National Debt Alert: Reps Swiftly Approve Tinubu's $2.35 Billion Borrowing Request

The Nigerian House of Representatives has officially approved President Bola Ahmed Tinubu’s request to raise a total of $2.35 billion from the international capital market. This significant external borrowing is intended to partially finance the 2025 budget deficit and to refinance Nigeria’s maturing Eurobonds. The decision was reached during a plenary session, presided over by Speaker Tajudeen Abbas, following the consideration and adoption of a report submitted by the House Committee on Aids, Loans, and Debt Management, chaired by Hon. Abubakar Hassan Nalaraba.
The approved borrowing plan specifies that $1.23 billion will be allocated to fund the 2025 budget deficit, while the remaining $1.12 billion is designated for refinancing Eurobonds that are set to mature in November 2025. The Committee’s recommendations, which the House endorsed, authorize the Federal Government to proceed with the external borrowing component of the 2025 Appropriation Act, amounting to N1.84 trillion (equivalent to approximately $1.23 billion) at the budget exchange rate of N1,500 to a dollar. The funds are expected to be accessed through various financial instruments, including Eurobond issuance, loan syndication, bridge finance facilities, or direct borrowing from international financial institutions, depending on prevailing market conditions.
In addition to the main borrowing, lawmakers also granted approval for President Tinubu’s proposal to issue Nigeria’s first-ever Sovereign Sukuk of up to $500 million in the international capital market. This debut sovereign sukuk aims to fund infrastructure projects, diversify Nigeria’s financing sources, and deepen the government securities market. The President indicated that 25 percent of the proceeds from the sukuk might be utilized to repay existing high-cost debts, with the balance channeled into critical infrastructure development across the country. The issuance may proceed with or without a credit guarantee from the Islamic Corporation for the Insurance of Investment and Export Credit (ICIEC), a member of the Islamic Development Bank (IsDB) Group.
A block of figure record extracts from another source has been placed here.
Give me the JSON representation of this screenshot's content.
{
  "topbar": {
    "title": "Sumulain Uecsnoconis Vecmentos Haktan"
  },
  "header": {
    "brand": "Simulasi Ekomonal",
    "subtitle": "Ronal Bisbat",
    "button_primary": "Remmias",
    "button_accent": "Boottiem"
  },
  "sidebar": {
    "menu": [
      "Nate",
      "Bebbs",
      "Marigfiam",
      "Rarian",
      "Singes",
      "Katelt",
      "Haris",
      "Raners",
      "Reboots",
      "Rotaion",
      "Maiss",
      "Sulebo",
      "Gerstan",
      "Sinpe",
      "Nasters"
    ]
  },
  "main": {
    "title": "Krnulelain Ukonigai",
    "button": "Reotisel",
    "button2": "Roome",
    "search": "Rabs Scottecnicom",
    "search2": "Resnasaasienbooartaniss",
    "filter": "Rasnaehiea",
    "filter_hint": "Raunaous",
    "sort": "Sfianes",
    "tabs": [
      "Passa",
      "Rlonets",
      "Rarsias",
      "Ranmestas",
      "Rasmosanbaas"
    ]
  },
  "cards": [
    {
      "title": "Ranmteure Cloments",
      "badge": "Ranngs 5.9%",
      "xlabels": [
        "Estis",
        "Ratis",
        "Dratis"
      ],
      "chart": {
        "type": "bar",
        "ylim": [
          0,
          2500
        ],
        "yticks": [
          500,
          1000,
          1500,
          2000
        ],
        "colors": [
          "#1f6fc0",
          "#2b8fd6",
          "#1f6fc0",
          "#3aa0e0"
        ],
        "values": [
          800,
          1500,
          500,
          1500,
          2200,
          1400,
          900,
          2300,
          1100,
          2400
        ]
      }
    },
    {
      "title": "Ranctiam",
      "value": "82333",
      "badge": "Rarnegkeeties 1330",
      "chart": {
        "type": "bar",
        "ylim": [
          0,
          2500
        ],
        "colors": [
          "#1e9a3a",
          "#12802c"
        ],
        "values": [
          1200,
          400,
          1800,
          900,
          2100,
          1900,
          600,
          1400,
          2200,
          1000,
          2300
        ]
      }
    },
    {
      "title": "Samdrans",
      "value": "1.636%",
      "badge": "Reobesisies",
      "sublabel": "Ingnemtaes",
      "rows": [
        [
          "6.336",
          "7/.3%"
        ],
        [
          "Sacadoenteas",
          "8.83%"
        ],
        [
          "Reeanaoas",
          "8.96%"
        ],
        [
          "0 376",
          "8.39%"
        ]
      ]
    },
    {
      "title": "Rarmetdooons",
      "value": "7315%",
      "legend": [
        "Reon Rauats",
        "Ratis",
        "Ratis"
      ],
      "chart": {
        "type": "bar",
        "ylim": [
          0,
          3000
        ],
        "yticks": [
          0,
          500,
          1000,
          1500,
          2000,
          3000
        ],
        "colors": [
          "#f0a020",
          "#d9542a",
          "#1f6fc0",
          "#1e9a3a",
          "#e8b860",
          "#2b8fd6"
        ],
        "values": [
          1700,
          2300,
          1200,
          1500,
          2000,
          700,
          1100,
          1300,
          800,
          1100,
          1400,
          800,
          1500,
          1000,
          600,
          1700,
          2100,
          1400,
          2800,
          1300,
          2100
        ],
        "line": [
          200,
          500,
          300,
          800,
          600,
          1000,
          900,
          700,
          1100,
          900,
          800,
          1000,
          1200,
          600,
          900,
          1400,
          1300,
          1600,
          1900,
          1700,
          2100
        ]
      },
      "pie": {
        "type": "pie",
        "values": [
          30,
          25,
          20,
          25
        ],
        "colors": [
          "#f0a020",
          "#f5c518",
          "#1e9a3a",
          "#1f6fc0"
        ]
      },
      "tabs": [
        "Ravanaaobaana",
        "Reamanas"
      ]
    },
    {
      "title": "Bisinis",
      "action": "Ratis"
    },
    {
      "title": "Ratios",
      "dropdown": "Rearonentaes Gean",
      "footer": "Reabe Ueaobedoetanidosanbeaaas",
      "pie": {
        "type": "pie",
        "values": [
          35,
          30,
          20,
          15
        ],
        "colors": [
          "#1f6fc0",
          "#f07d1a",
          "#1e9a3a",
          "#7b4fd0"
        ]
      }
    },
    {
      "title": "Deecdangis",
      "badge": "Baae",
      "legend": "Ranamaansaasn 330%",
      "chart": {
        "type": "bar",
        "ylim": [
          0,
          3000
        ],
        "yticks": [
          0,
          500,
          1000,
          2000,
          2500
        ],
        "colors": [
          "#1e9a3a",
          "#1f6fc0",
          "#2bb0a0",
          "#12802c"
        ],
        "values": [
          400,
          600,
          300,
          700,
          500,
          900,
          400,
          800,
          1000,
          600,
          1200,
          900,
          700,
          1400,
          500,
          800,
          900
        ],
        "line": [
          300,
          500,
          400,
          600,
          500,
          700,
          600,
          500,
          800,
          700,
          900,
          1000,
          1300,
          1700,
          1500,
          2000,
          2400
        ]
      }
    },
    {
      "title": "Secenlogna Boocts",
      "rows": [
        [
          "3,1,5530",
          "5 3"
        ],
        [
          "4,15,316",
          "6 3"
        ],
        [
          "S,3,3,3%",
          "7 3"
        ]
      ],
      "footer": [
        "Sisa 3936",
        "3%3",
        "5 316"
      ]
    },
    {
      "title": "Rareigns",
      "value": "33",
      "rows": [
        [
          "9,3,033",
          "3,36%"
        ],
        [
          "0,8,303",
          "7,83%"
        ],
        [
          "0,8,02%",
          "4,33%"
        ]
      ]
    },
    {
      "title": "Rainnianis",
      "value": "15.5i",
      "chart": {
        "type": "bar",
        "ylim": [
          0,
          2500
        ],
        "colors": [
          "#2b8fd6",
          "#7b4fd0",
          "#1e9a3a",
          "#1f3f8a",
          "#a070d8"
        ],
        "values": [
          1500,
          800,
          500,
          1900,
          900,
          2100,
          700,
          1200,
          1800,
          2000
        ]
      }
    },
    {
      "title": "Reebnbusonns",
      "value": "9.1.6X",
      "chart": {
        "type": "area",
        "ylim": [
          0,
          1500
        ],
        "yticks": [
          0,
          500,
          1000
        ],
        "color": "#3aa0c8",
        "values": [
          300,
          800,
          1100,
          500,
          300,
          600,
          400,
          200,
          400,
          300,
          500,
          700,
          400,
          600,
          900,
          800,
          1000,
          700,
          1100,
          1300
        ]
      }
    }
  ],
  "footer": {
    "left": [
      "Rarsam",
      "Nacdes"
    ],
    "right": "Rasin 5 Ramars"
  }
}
President Tinubu had earlier explained in his communication to the National Assembly that the borrowing plan was imperative to bridge the gap between projected revenue and planned expenditure for the 2025 fiscal year, ensuring the government’s ability to meet its obligations as existing debts mature. He emphasized that the external borrowing is backed by the provisions of sections 21(1) and 27(1) of the Debt Management Office (Establishment) Act, 2003, which mandate legislative approval for new loans and refinancing arrangements. The Federal Government anticipates that the pricing for new Eurobonds will align with current yields on Nigeria’s existing bonds in the international market, which typically range between 6.8 percent and 9.3 percent, depending on maturity.